Jean-Philippe de Tonnac:  Com o aprimoramento de novos suportes cada vez mais bem

adaptados às exigências e ao conforto de uma leitura em qualquer lugar, seja a das

enciclopédias ou dos romances on-line, por que não imaginar, apesar de tudo, um lento

desinteresse pelo objeto livro sob sua forma tradicional?

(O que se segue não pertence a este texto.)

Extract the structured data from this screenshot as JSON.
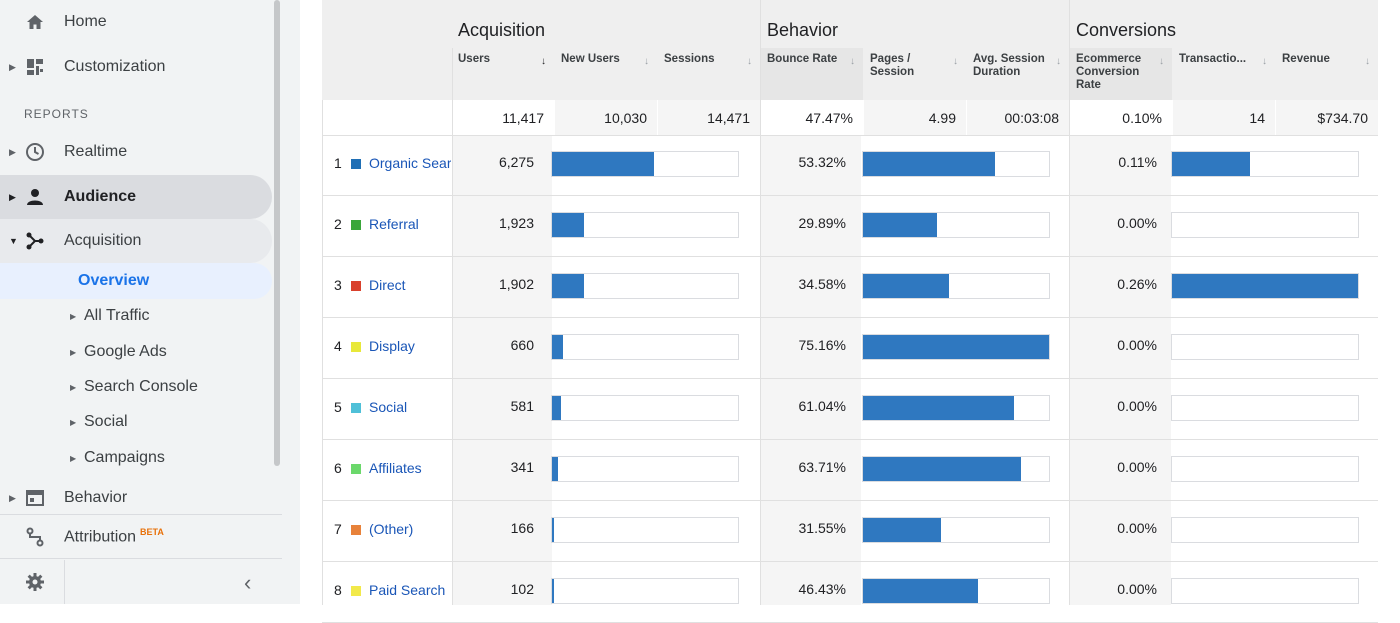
{
  "sidebar": {
    "home_label": "Home",
    "customization_label": "Customization",
    "reports_heading": "REPORTS",
    "realtime_label": "Realtime",
    "audience_label": "Audience",
    "acquisition_label": "Acquisition",
    "overview_label": "Overview",
    "sub_items": [
      {
        "label": "All Traffic"
      },
      {
        "label": "Google Ads"
      },
      {
        "label": "Search Console"
      },
      {
        "label": "Social"
      },
      {
        "label": "Campaigns"
      }
    ],
    "behavior_label": "Behavior",
    "attribution_label": "Attribution",
    "attribution_badge": "BETA",
    "collapse_glyph": "‹"
  },
  "table": {
    "groups": {
      "acquisition": "Acquisition",
      "behavior": "Behavior",
      "conversions": "Conversions"
    },
    "columns": [
      {
        "label": "Users",
        "sorted": true
      },
      {
        "label": "New Users"
      },
      {
        "label": "Sessions"
      },
      {
        "label": "Bounce Rate"
      },
      {
        "label": "Pages / Session"
      },
      {
        "label": "Avg. Session Duration"
      },
      {
        "label": "Ecommerce Conversion Rate"
      },
      {
        "label": "Transactio..."
      },
      {
        "label": "Revenue"
      }
    ],
    "totals": {
      "users": "11,417",
      "new_users": "10,030",
      "sessions": "14,471",
      "bounce_rate": "47.47%",
      "pages_session": "4.99",
      "avg_duration": "00:03:08",
      "conv_rate": "0.10%",
      "transactions": "14",
      "revenue": "$734.70"
    },
    "rows": [
      {
        "num": "1",
        "channel": "Organic Search",
        "color": "#1f6fb5",
        "users": "6,275",
        "users_frac": 0.55,
        "bounce": "53.32%",
        "bounce_frac": 0.71,
        "conv": "0.11%",
        "conv_frac": 0.42
      },
      {
        "num": "2",
        "channel": "Referral",
        "color": "#3aa63a",
        "users": "1,923",
        "users_frac": 0.17,
        "bounce": "29.89%",
        "bounce_frac": 0.4,
        "conv": "0.00%",
        "conv_frac": 0
      },
      {
        "num": "3",
        "channel": "Direct",
        "color": "#d9412c",
        "users": "1,902",
        "users_frac": 0.17,
        "bounce": "34.58%",
        "bounce_frac": 0.46,
        "conv": "0.26%",
        "conv_frac": 1.0
      },
      {
        "num": "4",
        "channel": "Display",
        "color": "#e8e83a",
        "users": "660",
        "users_frac": 0.06,
        "bounce": "75.16%",
        "bounce_frac": 1.0,
        "conv": "0.00%",
        "conv_frac": 0
      },
      {
        "num": "5",
        "channel": "Social",
        "color": "#4fc0d8",
        "users": "581",
        "users_frac": 0.05,
        "bounce": "61.04%",
        "bounce_frac": 0.81,
        "conv": "0.00%",
        "conv_frac": 0
      },
      {
        "num": "6",
        "channel": "Affiliates",
        "color": "#6bd86b",
        "users": "341",
        "users_frac": 0.03,
        "bounce": "63.71%",
        "bounce_frac": 0.85,
        "conv": "0.00%",
        "conv_frac": 0
      },
      {
        "num": "7",
        "channel": "(Other)",
        "color": "#e8823a",
        "users": "166",
        "users_frac": 0.01,
        "bounce": "31.55%",
        "bounce_frac": 0.42,
        "conv": "0.00%",
        "conv_frac": 0
      },
      {
        "num": "8",
        "channel": "Paid Search",
        "color": "#f2e94a",
        "users": "102",
        "users_frac": 0.005,
        "bounce": "46.43%",
        "bounce_frac": 0.62,
        "conv": "0.00%",
        "conv_frac": 0
      }
    ]
  },
  "colors": {
    "bar": "#2f78c0",
    "link": "#1a56b7",
    "accent": "#1a73e8"
  }
}
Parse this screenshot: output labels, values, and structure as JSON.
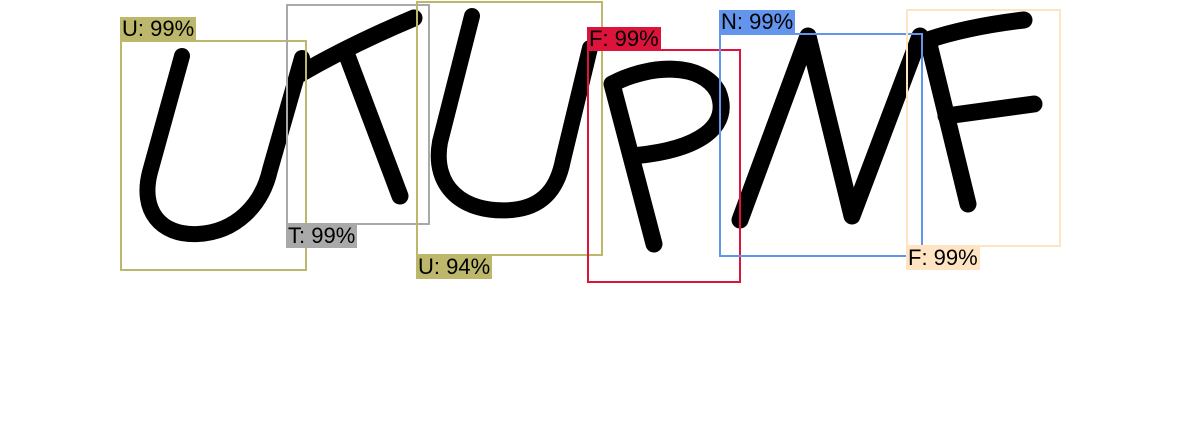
{
  "detections": [
    {
      "label": "U: 99%",
      "color": "#bdb76b"
    },
    {
      "label": "T: 99%",
      "color": "#a9a9a9"
    },
    {
      "label": "U: 94%",
      "color": "#bdb76b"
    },
    {
      "label": "F: 99%",
      "color": "#dc143c"
    },
    {
      "label": "N: 99%",
      "color": "#6495ed"
    },
    {
      "label": "F: 99%",
      "color": "#ffe4c4"
    }
  ]
}
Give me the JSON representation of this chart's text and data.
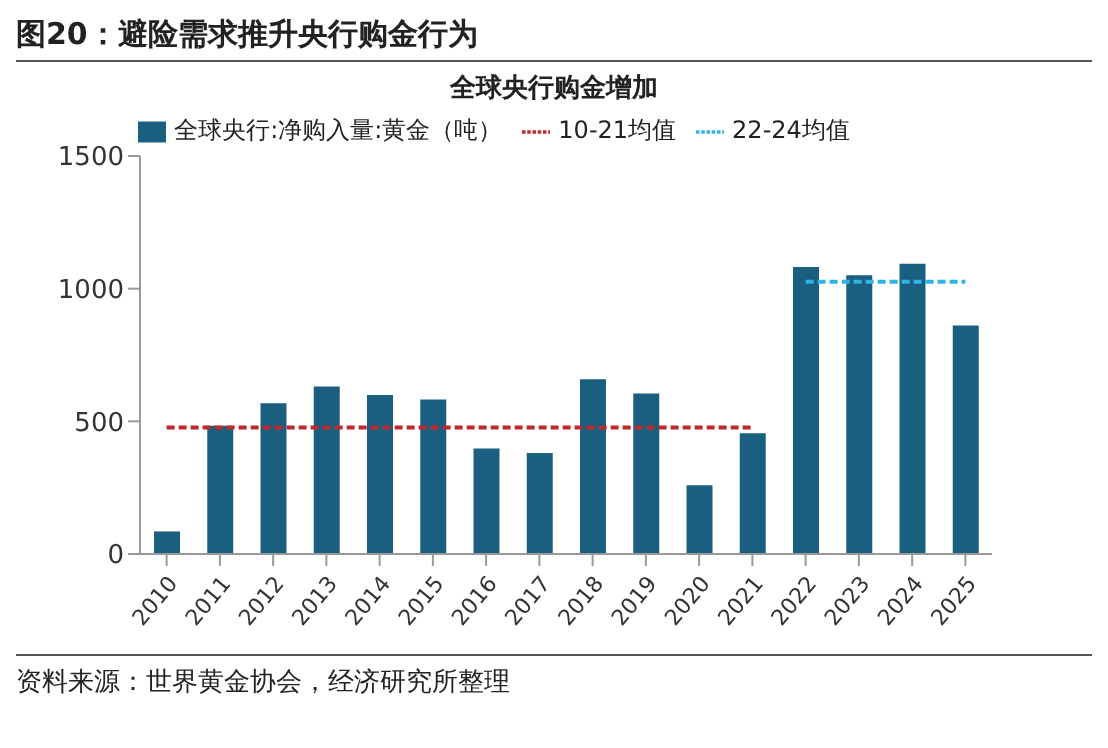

UE: Tudo pode acontecer. Amanhã, os livros podem vir a interessar apenas a um punhado de

irredutíveis que irão saciar sua curiosidade nostálgica em museus e bibliotecas.

JCC: Se ainda existirem.

UE:  Mas também é possível imaginar que a formidável invenção que é a Internet venha a

desaparecer por sua vez, no futuro. Exatamente como os dirigíveis abandonaram nossos céus.

Quando o Hindenburg pegou fogo em Nova York, pouco antes da guerra, o futuro dos dirigíveis

morreu. Mesma coisa com o Concorde: o acidente de Gonesse, em 2000, foi fatal para ele.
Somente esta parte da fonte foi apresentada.